Perez – Essa é a grande equação que fica para resolvermos diante das novas tecnologias e da globalização da economia. Quando a mão-de-obra era barata, inibia investimentos em automação, que é feita sob duas condições: para conter o custo de labor e para substituir condições mais agressivas ou repetitivas de trabalho. O segundo motivo nós tínhamos, mas não o primeiro, porque a mão-de-obra era barata. O que aconteceu foi que o custo de labor subiu e nós não temos os investimentos. Agora, enfrentam-se dois problemas para recuperar esse atraso: um é dinheiro, muito dinheiro. Na nossa indústria, qualquer ação custa US$ 20, US$ 30 milhões. Outro problema é o que fazer com a mão-de-obra. A Volkswagen tem tido a felicidade de montar bons produtos. O Gol é líder de vendas internas há mais de 10 anos. Por isso, temos podido investir gradualmente em automação, terceirizar atividades e remanejar pessoal excedente sem demitir, ocupando-o em aumento de produção. Essa tem sido a estratégia.
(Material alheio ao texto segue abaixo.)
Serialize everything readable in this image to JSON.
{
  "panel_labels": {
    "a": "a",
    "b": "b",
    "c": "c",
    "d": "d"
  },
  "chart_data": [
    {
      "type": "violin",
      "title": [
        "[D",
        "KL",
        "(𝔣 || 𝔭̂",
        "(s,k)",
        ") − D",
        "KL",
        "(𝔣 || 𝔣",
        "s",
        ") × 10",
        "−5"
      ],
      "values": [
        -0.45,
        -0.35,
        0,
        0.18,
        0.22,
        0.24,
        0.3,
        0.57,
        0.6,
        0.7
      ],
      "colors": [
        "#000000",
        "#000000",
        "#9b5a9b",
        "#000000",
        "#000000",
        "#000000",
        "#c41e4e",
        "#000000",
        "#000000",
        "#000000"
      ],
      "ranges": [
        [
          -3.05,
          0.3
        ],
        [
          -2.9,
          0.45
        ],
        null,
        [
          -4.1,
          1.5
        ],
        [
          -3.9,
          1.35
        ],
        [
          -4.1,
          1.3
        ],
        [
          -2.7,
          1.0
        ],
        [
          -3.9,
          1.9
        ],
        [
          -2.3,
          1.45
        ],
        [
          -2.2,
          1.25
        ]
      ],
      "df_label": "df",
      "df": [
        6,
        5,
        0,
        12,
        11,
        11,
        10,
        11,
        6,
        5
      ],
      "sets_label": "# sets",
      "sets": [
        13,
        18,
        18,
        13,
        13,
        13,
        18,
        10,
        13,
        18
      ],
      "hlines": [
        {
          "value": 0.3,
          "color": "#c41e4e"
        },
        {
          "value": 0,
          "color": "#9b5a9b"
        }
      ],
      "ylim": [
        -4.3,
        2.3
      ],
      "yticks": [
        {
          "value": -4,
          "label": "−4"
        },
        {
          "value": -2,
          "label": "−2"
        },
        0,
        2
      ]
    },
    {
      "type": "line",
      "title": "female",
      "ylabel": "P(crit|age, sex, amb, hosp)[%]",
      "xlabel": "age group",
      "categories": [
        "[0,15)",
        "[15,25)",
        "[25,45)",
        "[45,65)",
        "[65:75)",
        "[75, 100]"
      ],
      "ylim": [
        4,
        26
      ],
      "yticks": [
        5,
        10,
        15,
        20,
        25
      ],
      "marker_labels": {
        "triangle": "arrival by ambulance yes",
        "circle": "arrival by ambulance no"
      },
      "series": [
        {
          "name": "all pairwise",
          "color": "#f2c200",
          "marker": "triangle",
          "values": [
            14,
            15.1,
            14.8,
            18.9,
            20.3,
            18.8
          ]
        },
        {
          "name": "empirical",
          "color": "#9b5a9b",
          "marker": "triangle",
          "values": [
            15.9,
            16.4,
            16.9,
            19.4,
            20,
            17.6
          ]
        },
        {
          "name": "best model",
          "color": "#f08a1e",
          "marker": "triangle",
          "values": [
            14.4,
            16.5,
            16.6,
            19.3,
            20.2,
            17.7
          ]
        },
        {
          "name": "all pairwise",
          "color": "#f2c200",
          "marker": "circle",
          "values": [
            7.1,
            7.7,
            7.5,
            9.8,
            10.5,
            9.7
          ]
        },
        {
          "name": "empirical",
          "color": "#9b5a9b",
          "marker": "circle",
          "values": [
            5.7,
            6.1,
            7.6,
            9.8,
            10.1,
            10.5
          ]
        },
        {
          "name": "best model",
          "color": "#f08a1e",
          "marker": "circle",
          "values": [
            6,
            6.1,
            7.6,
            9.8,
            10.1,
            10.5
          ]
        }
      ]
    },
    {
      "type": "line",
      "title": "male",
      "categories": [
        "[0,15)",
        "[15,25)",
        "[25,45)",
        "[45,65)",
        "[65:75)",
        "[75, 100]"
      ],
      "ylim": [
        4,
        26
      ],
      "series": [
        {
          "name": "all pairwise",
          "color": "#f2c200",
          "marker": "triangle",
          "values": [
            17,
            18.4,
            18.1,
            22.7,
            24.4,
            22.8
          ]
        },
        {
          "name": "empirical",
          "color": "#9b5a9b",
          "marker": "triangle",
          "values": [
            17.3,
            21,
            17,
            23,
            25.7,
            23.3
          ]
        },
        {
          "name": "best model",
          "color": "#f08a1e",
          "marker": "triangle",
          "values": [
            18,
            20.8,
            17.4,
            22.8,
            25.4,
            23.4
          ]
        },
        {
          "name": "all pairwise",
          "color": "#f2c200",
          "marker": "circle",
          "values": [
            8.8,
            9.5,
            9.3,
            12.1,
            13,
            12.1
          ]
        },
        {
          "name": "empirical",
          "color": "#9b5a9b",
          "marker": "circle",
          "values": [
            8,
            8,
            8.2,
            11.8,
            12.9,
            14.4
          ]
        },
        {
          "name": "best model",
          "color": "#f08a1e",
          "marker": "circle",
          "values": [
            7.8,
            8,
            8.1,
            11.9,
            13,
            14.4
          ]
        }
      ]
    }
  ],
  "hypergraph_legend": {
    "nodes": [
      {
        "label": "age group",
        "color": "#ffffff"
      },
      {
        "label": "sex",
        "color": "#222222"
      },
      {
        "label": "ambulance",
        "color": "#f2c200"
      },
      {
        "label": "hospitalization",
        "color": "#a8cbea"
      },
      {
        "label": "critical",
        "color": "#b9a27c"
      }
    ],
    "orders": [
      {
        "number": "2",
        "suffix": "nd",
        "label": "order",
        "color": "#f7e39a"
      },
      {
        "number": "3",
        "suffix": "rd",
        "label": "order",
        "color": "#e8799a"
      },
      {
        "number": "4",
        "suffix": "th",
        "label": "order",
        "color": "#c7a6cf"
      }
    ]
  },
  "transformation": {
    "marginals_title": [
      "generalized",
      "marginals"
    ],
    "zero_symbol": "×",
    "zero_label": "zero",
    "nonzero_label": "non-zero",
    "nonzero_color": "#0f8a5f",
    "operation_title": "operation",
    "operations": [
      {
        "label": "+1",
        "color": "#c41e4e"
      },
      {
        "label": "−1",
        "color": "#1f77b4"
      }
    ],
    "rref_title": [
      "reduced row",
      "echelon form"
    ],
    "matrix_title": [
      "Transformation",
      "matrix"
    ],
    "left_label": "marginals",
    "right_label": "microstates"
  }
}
Isso enquanto há vendas em alta. E se houver refluxo do mercado?
Perez – Precisamos ter muito juízo, nossos governantes em especial, para garantir a continuidade da economia estável. Com o cenário em que vivemos, o Brasil é mercado fortemente promissor, como já citei, com apenas um carro para cada 10 brasileiros. Na China há mais gente sem carro, mas a economia é extremamente fragilizada. É por isso que toda indústria automobilística mundial está chegando ou olhando com carinho nosso mercado. Ninguém investe bilhões de dólares só para ver se o mercado vai dar certo. A estratégia da Volks, portanto, é aumentar a automação, até porque precisamos disso para melhorar qualidade e competitividade; terceirizar, para concentrar foco em nosso core-businees; aproveitar o pessoal que sobra para elevar o volume de produção, sem gerar desemprego.
A Volks não detém hoje nenhum excedente?
Perez – Sob o rigor administrativo, até teria. Mas a Volkswagen tem administrado isso de maneira razoável. Não temos, como na época da Autolatina (associação entre Volks e Ford) cinco, seis mil pessoas sobrando, que representavam grande peso na folha.
O que tem sido terceirizado?
Perez – Bancos de automóveis, por exemplo. Descobrimos que, em vez de fazer, podíamos comprar bancos de melhor qualidade da Recaro, que fornece até para carros da Fórmula 1. Alguns de nossos empregados foram para a Recaro e outros que estavam nessa linha foram remanejados dentro da própria Volks.
Há duas vertentes no empresariado nacional. A primeira entende que as empresas, por já recolherem impostos em profusão, não devem ter qualquer responsabilidade nas questões sociais, mesmo que da comunidade mais próxima. A segunda considera a participação social indispensável, diante da constatação de que os governos, em suas variadas formas, estão absolutamente falidos. Em qual das duas colocações se encaixa a filosofia da Volkswagen do Brasil?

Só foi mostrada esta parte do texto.